Gereja Katolik St. Maria de Fatima yang terletak di Glodok, Jakarta, mempunyai sejarah yang kaya dan penuh makna budaya. Didirikan tahun 1953, gereja ini pada masa lalu merupakan sebuah rumah besar bergaya arsitektur Tionghoa dibangun pada abad ke-19. Bangunan ini kemudian diubah menjadi gereja agar dapat melayani umat Katolik Tionghoa yang mendiami daerah tersebut.

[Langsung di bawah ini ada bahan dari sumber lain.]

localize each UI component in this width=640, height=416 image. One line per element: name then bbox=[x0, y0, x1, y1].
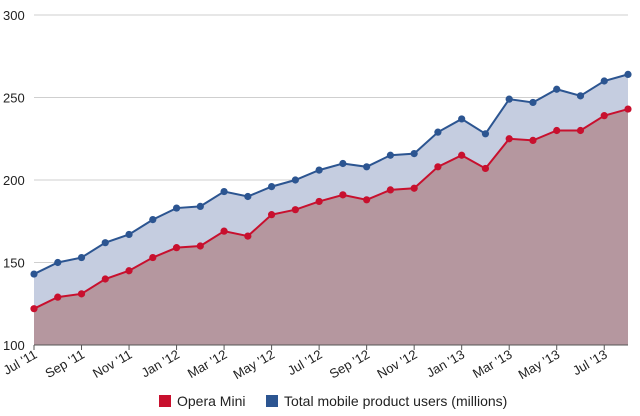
x-tick-label-mar-13: Mar '13 bbox=[470, 347, 515, 381]
point-total-mobile-product-users-3 bbox=[101, 239, 109, 247]
legend-swatch-total-users bbox=[266, 395, 278, 407]
point-opera-mini-0 bbox=[30, 305, 38, 313]
point-total-mobile-product-users-23 bbox=[576, 92, 585, 100]
point-opera-mini-4 bbox=[125, 267, 133, 275]
point-total-mobile-product-users-7 bbox=[196, 202, 204, 210]
point-opera-mini-22 bbox=[553, 126, 561, 135]
point-opera-mini-14 bbox=[363, 196, 371, 204]
point-opera-mini-5 bbox=[149, 253, 157, 262]
point-total-mobile-product-users-9 bbox=[244, 192, 252, 201]
point-opera-mini-23 bbox=[576, 126, 585, 135]
line-total-mobile-product-users bbox=[33, 73, 629, 275]
x-tick-label-jul-13: Jul '13 bbox=[570, 347, 610, 379]
point-total-mobile-product-users-10 bbox=[268, 183, 276, 191]
point-total-mobile-product-users-20 bbox=[505, 95, 513, 103]
legend-label-opera-mini: Opera Mini bbox=[177, 393, 245, 409]
point-total-mobile-product-users-16 bbox=[410, 150, 418, 158]
point-total-mobile-product-users-21 bbox=[529, 98, 537, 107]
point-opera-mini-17 bbox=[434, 163, 442, 171]
point-total-mobile-product-users-17 bbox=[434, 128, 442, 136]
point-opera-mini-3 bbox=[101, 275, 109, 283]
point-total-mobile-product-users-18 bbox=[458, 115, 466, 123]
x-tick-label-jan-13: Jan '13 bbox=[424, 347, 467, 381]
y-tick-label-300: 300 bbox=[3, 8, 25, 23]
point-opera-mini-16 bbox=[410, 184, 418, 192]
point-opera-mini-1 bbox=[54, 293, 62, 301]
point-total-mobile-product-users-13 bbox=[339, 159, 347, 168]
point-opera-mini-11 bbox=[291, 206, 299, 214]
legend-swatch-opera-mini bbox=[159, 395, 171, 407]
point-opera-mini-2 bbox=[77, 290, 86, 298]
line-opera-mini bbox=[33, 108, 629, 310]
point-opera-mini-12 bbox=[315, 197, 323, 206]
point-total-mobile-product-users-1 bbox=[54, 258, 62, 267]
point-total-mobile-product-users-25 bbox=[624, 70, 632, 78]
point-opera-mini-10 bbox=[268, 211, 276, 219]
point-opera-mini-7 bbox=[196, 242, 204, 250]
point-total-mobile-product-users-6 bbox=[172, 204, 181, 212]
point-opera-mini-18 bbox=[458, 151, 466, 159]
area-opera-mini bbox=[34, 109, 628, 345]
x-tick-label-may-12: May '12 bbox=[231, 347, 278, 383]
point-opera-mini-13 bbox=[339, 191, 347, 199]
point-total-mobile-product-users-2 bbox=[77, 253, 86, 262]
point-total-mobile-product-users-22 bbox=[553, 85, 561, 93]
point-total-mobile-product-users-0 bbox=[30, 270, 38, 278]
point-total-mobile-product-users-19 bbox=[481, 130, 490, 138]
x-tick-label-sep-11: Sep '11 bbox=[43, 347, 88, 381]
point-total-mobile-product-users-24 bbox=[600, 77, 608, 85]
point-total-mobile-product-users-12 bbox=[315, 166, 323, 174]
x-tick-label-jul-12: Jul '12 bbox=[285, 347, 325, 379]
point-total-mobile-product-users-11 bbox=[291, 176, 299, 184]
series-points bbox=[30, 70, 632, 313]
point-opera-mini-20 bbox=[505, 135, 513, 143]
point-opera-mini-25 bbox=[624, 105, 632, 113]
y-tick-label-250: 250 bbox=[3, 91, 25, 106]
series-areas bbox=[34, 74, 628, 346]
x-tick-label-sep-12: Sep '12 bbox=[327, 347, 372, 382]
x-tick-label-mar-12: Mar '12 bbox=[185, 347, 230, 381]
x-tick-label-nov-11: Nov '11 bbox=[90, 347, 134, 381]
y-tick-label-100: 100 bbox=[3, 338, 25, 353]
x-tick-label-nov-12: Nov '12 bbox=[374, 347, 419, 382]
point-opera-mini-24 bbox=[600, 112, 608, 120]
legend-label-total-users: Total mobile product users (millions) bbox=[284, 393, 507, 409]
point-total-mobile-product-users-14 bbox=[363, 163, 371, 171]
point-total-mobile-product-users-15 bbox=[386, 151, 394, 159]
series-lines bbox=[33, 73, 629, 310]
point-total-mobile-product-users-8 bbox=[220, 187, 228, 196]
point-opera-mini-21 bbox=[529, 136, 537, 144]
x-tick-label-may-13: May '13 bbox=[516, 347, 563, 383]
point-opera-mini-19 bbox=[481, 164, 490, 173]
point-opera-mini-15 bbox=[386, 186, 394, 194]
point-opera-mini-9 bbox=[244, 232, 252, 240]
y-tick-label-150: 150 bbox=[3, 256, 25, 271]
y-tick-label-200: 200 bbox=[3, 173, 25, 188]
x-tick-label-jan-12: Jan '12 bbox=[139, 347, 182, 381]
point-opera-mini-6 bbox=[172, 244, 181, 252]
point-total-mobile-product-users-5 bbox=[149, 216, 157, 224]
point-opera-mini-8 bbox=[220, 227, 228, 235]
point-total-mobile-product-users-4 bbox=[125, 230, 133, 239]
legend: Opera Mini Total mobile product users (m… bbox=[159, 393, 507, 409]
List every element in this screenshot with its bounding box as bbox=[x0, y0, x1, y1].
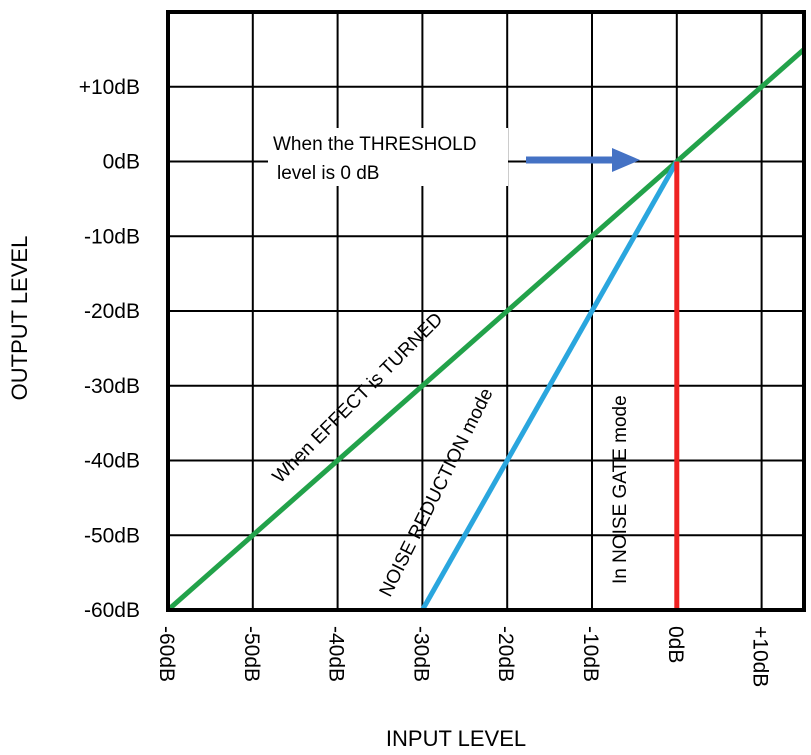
series-line-1 bbox=[420, 160, 679, 612]
threshold-arrow-head bbox=[612, 148, 640, 172]
x-tick-label: -10dB bbox=[579, 626, 602, 682]
y-tick-label: +10dB bbox=[79, 76, 140, 99]
x-tick-label: 0dB bbox=[664, 626, 687, 663]
y-tick-label: -10dB bbox=[84, 225, 140, 248]
threshold-annotation-line1: When the THRESHOLD bbox=[273, 134, 476, 155]
x-tick-label: -60dB bbox=[155, 626, 178, 682]
series-label-noise-reduction: NOISE REDUCTION mode bbox=[376, 385, 498, 600]
threshold-annotation-line2: level is 0 dB bbox=[277, 163, 379, 184]
y-tick-label: -30dB bbox=[84, 375, 140, 398]
x-axis-label: INPUT LEVEL bbox=[386, 726, 526, 751]
plot-frame bbox=[166, 10, 806, 612]
x-tick-label: -30dB bbox=[409, 626, 432, 682]
y-axis-label: OUTPUT LEVEL bbox=[7, 236, 32, 401]
y-tick-label: 0dB bbox=[103, 151, 140, 174]
x-tick-label: -40dB bbox=[325, 626, 348, 682]
threshold-annotation-background bbox=[268, 128, 508, 186]
y-tick-labels: -60dB -50dB -40dB -30dB -20dB -10dB 0dB +10dB bbox=[79, 76, 140, 622]
y-tick-label: -40dB bbox=[84, 450, 140, 473]
grid bbox=[168, 12, 804, 610]
series-label-noise-gate: In NOISE GATE mode bbox=[610, 395, 631, 584]
y-tick-label: -50dB bbox=[84, 524, 140, 547]
y-tick-label: -60dB bbox=[84, 599, 140, 622]
series-lines bbox=[166, 47, 806, 612]
x-tick-label: -50dB bbox=[240, 626, 263, 682]
series-line-0 bbox=[166, 47, 806, 612]
y-tick-label: -20dB bbox=[84, 300, 140, 323]
x-tick-labels: -60dB -50dB -40dB -30dB -20dB -10dB 0dB +10dB bbox=[155, 626, 772, 687]
threshold-arrow bbox=[526, 148, 640, 172]
x-tick-label: -20dB bbox=[494, 626, 517, 682]
x-tick-label: +10dB bbox=[749, 626, 772, 687]
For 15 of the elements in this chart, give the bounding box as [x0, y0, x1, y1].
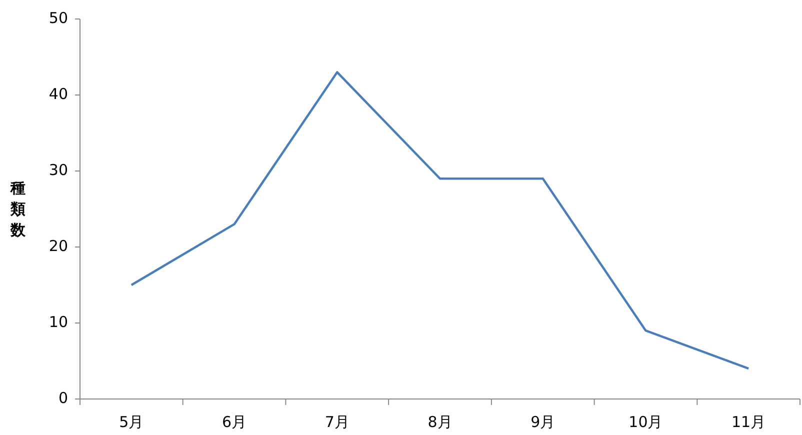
x-tick-label: 5月: [119, 413, 144, 432]
x-tick-label: 9月: [530, 413, 556, 432]
y-tick-label: 20: [48, 237, 68, 256]
y-tick-label: 10: [48, 313, 68, 332]
x-tick-label: 7月: [324, 413, 350, 432]
line-series: [130, 71, 750, 370]
x-tick-label: 10月: [628, 413, 663, 432]
y-tick-label: 40: [48, 85, 68, 104]
y-axis-title: 種類数: [10, 179, 26, 239]
x-tick-label: 8月: [428, 413, 452, 432]
y-tick-label: 50: [48, 9, 68, 28]
y-tick-label: 0: [58, 389, 68, 408]
y-tick-label: 30: [48, 161, 68, 180]
x-tick-label: 11月: [732, 413, 766, 432]
x-tick-label: 6月: [222, 413, 247, 432]
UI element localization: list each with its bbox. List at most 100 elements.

Keunikan gereja ini adalah pada perpaduan antara budaya Tionghoa dan beberapa unsur Katolik. Secara eksternal, bangunan gereja hampir mirip dengan kelenteng dilihat dari bentuk atapnya yang melengkung dan ornamen khas Tionghoa, sementara pada bagian dalamnya terdapat altar Katolik serta elemen liturgi yang khas. Gereja ini menjadi simbol dari keharmonisan antara budaya Tionghoa dan agama Katolik, sekaligus mencerminkan keberagaman budaya Indonesia.

Gereja St. Maria de Fatima juga mempunyai peran penting dalam melayani komunitas Katolik Tionghoa, termasuk saat mengadakan misa menggunakan bahasa Mandarin dan Hokkien. Sekarang, gereja ini tetap menjadi tempat ibadah yang aktif dan juga destinasi wisata religi yang populer di Jakarta, hal ini menunjukkan betapa pentingnya kerukunan antar budaya dan agama di Indonesia. 

 

Oleh:

Dini Trinity Kusumaningtyas

Aulia Zahra Davana

Biru Zharifah Farhan

Dosen pengampu : Dr. Rosmawaty Hilderiah Pandjaitan., S.Sos, M.T

Universitas Mercu Buana, Mata kuliah Komunikasi antar Budaya

 

 

 

1 komentar untuk "Jejak Sejarah Glodok Pancoran (China Town): Pusat Budaya di Jakarta"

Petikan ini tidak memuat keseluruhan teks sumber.